去年暮れから今年始めにかけて
こことかで書いた話の後日談。
問題の文字化けは何とか解消できたんだが、その先で「数式のフォントが太すぎるんだけど、細くできない?」と見た目・デザイン重視の娘のご宣託。そんなこと言っても数式エディタで使える数式フォントは多くの物理・数式記号の集合でかなりマイナーなフォントで選択肢は一択。Cambria Mathの標準かボールドしか選べない。(本心では、数式用フォントは多くの数学者・物理学者が選択しているフォントだから、太いほうが記号などを認識しやすくていいはず、と思ってもいるんだが)そんなことを言っても「やっぱり Mathtypeで入力し直して!」と娘は無理な注文をしてくる。そんなことを言われても数百もの数式、しかもギリシャ文字の「γ」とアスキーの「r」など一見同じに見えてしまう数式を逐一間違えずに打ち直したり、はたまたフォント自作なんてスーパー親父だって絶対に無理。
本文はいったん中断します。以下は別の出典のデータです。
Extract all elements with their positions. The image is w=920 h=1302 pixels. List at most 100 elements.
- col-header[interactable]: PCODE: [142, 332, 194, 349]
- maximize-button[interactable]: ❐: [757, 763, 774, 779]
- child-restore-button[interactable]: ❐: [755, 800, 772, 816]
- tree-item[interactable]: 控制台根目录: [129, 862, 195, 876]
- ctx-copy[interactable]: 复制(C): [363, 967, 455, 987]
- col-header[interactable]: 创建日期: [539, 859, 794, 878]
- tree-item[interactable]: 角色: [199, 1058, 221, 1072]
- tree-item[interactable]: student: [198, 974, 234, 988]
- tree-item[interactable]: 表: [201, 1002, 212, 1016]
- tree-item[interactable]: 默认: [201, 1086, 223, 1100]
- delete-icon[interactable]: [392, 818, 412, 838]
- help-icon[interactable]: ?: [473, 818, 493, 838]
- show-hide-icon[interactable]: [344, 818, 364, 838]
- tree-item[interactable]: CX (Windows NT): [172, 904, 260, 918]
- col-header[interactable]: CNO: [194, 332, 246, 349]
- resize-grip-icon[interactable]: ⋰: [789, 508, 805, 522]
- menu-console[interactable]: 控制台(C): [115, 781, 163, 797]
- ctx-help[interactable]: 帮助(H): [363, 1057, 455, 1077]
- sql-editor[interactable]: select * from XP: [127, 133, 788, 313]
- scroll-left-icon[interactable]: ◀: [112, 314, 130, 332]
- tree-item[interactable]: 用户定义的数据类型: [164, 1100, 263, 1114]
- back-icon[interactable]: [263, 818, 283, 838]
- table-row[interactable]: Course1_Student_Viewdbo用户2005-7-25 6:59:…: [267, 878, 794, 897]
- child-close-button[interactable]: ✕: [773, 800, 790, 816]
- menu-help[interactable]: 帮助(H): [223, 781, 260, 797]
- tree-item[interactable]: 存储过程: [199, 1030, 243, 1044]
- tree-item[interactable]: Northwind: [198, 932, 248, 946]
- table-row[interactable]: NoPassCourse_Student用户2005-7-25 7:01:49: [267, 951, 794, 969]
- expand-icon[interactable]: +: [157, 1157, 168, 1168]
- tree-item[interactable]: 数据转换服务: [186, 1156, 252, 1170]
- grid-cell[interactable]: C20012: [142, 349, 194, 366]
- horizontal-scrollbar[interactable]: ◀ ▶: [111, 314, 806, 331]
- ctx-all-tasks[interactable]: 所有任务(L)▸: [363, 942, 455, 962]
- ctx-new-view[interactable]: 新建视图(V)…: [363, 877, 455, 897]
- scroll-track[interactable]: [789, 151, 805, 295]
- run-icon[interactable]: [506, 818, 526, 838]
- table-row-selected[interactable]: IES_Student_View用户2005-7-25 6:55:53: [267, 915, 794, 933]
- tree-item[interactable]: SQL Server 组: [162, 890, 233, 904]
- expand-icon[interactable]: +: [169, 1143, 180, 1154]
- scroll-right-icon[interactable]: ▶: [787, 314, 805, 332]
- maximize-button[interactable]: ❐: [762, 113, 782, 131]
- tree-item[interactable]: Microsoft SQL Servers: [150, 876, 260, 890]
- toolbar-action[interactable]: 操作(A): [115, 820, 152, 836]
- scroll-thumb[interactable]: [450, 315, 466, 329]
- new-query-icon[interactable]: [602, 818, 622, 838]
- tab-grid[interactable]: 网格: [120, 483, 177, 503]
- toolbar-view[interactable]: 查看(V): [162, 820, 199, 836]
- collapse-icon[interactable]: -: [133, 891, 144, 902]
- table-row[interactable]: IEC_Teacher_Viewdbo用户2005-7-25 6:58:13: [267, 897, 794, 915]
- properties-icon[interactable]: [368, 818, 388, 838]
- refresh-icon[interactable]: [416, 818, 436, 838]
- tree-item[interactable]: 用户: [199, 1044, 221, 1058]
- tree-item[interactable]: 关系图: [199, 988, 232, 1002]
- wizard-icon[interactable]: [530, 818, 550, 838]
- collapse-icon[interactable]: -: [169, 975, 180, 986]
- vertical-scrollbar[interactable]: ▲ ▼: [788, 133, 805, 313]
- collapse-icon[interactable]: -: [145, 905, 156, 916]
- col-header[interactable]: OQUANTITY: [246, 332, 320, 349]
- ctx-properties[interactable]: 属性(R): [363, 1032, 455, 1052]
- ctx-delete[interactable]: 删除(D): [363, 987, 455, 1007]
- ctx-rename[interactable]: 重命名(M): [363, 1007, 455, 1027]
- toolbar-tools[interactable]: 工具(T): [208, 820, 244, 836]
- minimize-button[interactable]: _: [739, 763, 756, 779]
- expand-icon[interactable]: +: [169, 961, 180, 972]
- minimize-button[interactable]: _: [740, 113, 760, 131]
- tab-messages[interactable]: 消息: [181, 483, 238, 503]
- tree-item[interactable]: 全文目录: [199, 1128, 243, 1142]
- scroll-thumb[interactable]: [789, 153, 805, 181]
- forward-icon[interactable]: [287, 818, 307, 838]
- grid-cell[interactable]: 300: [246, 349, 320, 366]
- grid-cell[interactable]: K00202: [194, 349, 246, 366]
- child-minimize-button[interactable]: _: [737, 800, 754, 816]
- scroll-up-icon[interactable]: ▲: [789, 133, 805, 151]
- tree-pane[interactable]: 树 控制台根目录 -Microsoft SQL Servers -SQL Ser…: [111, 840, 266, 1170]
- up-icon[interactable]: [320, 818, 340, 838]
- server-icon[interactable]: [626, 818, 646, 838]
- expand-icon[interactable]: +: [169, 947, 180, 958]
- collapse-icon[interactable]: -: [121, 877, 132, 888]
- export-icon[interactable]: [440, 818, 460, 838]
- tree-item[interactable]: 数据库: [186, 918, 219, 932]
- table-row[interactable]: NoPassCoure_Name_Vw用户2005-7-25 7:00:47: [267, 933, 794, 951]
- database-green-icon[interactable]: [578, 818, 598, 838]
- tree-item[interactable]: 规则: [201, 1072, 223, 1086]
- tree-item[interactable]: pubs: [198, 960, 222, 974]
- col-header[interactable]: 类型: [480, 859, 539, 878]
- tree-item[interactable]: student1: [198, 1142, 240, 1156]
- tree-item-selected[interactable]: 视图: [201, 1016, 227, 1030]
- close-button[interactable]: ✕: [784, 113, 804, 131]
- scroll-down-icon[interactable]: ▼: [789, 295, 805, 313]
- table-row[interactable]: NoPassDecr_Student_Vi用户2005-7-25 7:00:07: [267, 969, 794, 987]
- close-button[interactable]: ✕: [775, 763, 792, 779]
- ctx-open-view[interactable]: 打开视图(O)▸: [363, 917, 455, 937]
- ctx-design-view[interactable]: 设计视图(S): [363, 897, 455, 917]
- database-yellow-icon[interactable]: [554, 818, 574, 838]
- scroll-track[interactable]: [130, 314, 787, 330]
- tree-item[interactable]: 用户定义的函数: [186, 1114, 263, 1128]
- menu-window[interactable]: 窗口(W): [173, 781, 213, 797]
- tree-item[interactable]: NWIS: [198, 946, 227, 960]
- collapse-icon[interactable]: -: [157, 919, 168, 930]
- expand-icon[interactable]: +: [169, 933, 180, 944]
あれこれ考えたが、自分の出来る範囲ではPDFを一旦 PNGなどの画像ファイルに変換しておいて、画像処理で細くすることくらいしか思いつかない。幸いにして文字はモノクロ画像で数式記号の太く見える部分は水平方向ではなくてほぼ垂直方向(斜めも含めて)なので、白い部分を別レイヤーに抜き出して横方向に ±1〜2Pix ずつ、縦にはその半分くらいずらして重ね合わせれば細く見えるはず! と思いついた(右の画像はサンプルで縦横1:2の割合でずらしたもの)。早速 覚えたての Pythonの画像処理ライブラリの OpenCVでエッチラオッチラ処理を書いて実行してみた。
結果は自分で見る限り大正解で、フォントが細く見える。サンプルを娘に渡して判断してもらいつつ、残りの数式分を同じように処理して納期期限の 1月下旬に渡しておいた(Pythonの自動処理なので 何百ページでもほぼ 1時間ほどで処理は終了)。娘もどうやらこれで満足してくれたようで、その画像を使って出稿が終わったらしい。
と言う事で何とか親父の面目躍如が出来てメデタシメデタシ。